The president misstated the location of one of the two mass shootings near the end of his remarks saying, “May God bless the memory of those who perished in Toledo,” instead of Dayton, where a gunman opened fire in a nightlife district Sunday. He read his speech from a TelePrompTer, and it is unclear how the mistake occurred.

“Our future is in our control,” the president said, “America will rise to the challenge, we always have, and we always will win. The choice is ours and ours alone. It is not up to mentally ill monsters; it is up to us. If we are able to pass great legislation, after all of these years we will ensure that those who were attacked will not have died in vain,” he said.

In response to his speech, House Speaker Nancy Pelosi and Senate Minority Leader Chuck Schumer called for the Senate to return from its August recess “immediately” to pass the Bipartisan Background Checks Act of 2019, which would establish new background check requirements for firearm sales. The House already has passed the bill.

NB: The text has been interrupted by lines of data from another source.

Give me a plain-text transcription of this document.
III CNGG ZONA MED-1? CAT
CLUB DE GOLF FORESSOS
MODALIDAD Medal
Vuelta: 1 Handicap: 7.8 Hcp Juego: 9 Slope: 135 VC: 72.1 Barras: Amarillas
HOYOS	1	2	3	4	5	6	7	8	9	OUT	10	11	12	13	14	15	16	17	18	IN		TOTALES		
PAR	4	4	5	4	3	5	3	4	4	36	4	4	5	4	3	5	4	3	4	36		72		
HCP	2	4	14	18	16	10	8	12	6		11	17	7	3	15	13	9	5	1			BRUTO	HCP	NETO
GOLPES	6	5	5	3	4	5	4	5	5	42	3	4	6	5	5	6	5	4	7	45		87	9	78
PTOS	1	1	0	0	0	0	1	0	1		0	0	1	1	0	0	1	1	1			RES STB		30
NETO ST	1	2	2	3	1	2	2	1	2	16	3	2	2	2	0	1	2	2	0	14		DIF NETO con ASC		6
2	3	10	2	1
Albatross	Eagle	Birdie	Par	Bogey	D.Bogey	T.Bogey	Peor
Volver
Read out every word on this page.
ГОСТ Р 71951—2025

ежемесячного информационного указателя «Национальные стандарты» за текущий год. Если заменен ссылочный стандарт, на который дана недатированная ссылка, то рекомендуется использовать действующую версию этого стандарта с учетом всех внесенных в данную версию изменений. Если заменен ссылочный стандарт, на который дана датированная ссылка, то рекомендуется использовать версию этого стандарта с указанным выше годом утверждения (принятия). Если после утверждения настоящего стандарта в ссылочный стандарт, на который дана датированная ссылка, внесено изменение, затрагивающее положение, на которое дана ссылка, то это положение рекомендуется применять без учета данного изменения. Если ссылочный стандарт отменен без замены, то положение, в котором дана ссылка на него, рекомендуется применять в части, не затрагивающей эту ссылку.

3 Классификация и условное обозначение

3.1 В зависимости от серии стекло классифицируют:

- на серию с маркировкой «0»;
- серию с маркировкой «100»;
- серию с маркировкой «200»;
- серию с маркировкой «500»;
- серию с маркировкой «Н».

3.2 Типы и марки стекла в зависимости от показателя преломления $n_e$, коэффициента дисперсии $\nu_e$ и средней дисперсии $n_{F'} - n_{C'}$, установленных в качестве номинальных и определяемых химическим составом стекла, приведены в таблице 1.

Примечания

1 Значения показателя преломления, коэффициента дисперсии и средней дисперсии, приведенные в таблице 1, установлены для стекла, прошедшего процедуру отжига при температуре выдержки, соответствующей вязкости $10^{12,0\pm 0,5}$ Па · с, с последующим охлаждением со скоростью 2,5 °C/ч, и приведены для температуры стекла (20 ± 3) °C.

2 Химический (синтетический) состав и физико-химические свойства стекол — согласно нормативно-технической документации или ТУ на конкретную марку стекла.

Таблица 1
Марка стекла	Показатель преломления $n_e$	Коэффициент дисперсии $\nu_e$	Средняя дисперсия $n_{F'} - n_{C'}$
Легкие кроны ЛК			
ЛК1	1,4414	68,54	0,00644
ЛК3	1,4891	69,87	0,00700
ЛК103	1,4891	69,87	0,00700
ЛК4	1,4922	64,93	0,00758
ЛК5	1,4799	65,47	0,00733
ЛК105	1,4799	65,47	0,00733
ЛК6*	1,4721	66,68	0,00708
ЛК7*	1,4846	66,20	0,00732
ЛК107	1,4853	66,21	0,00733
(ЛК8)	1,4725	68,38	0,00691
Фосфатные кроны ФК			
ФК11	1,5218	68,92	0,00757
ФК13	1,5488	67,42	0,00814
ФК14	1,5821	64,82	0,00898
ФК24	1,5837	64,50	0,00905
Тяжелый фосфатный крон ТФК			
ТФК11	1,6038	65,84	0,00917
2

“Senate Republican Leader Mitch McConnell has called himself the ‘grim reaper’ and refuses to act on this bipartisan legislation,” Pelosi and Schumer said in a joint statement.

McConnell, who fractured his shoulder in a fall at his Kentucky home over the weekend, said Monday evening that “Senate Republicans are prepared to do our part.” McConnell said he is encouraging Republicans “to engage in bipartisan discussions of potential solutions to help protect our communities without infringing on Americans’ constitutional rights.” 

Both Trump and McConnell pointed to the bipartisan cooperation that led to the passage of legislation that provides grants to state and local governments to improve security at schools and a law that ensures federal and state authorities accurately report criminal history records to the National Instant Criminal Background Check System.

Texas Republican Sen. John Cornyn was one of the senators who introduced the records law following a mass shooting at a Baptist church in Sutherland Springs, Texas, in 2017 – reportedly the deadliest mass shooting in Texas history.

Cornyn, who was in El Paso over the weekend, supported McConnell on Twitter Monday.

“For every complex problem there is an answer that is clear, simple, and wrong. Sadly, there are some issues, like homelessness and these shootings, where we simply don’t have all the answers,” Cornyn said.

Former President Barack Obama released a statement Monday supporting stricter gun laws and criticizing “racist sentiments.”

“We should soundly reject language coming out of the mouths of any of our leaders that feeds a climate of fear and hatred or normalizes racist sentiments; leaders who demonize those who don’t look like us, or suggest that other people, including immigrants, threaten our way of life, or refer to other people as subhuman or imply that America belongs to just one certain type of people,” Obama said.

“We are not helpless here. And until all of us stand up and insist on holding public officials accountable for changing our gun laws, these tragedies will keep happening,” the former president said. 

In the morning before his remarks, Trump suggested coupling stronger background checks with immigration reform.

“Republicans and Democrats must come together and get strong background checks, perhaps marrying this legislation with desperately needed immigration reform. We must have something good, if not GREAT, come out of these two tragic events!” he tweeted. 

Connecticut Democratic Sen. Chris Murphy, a leading gun law advocate, was co-sponsor of the criminal records law with Cornyn.

 “Tying background checks to immigration reform is a transparent play to do nothing,” he tweeted in response to the president’s tweet. “There is no need to do them together. Background checks has already passed the House – w Republican votes. If Trump asked McConnell to support it, it would pass in a week. FYI – he won’t do that.”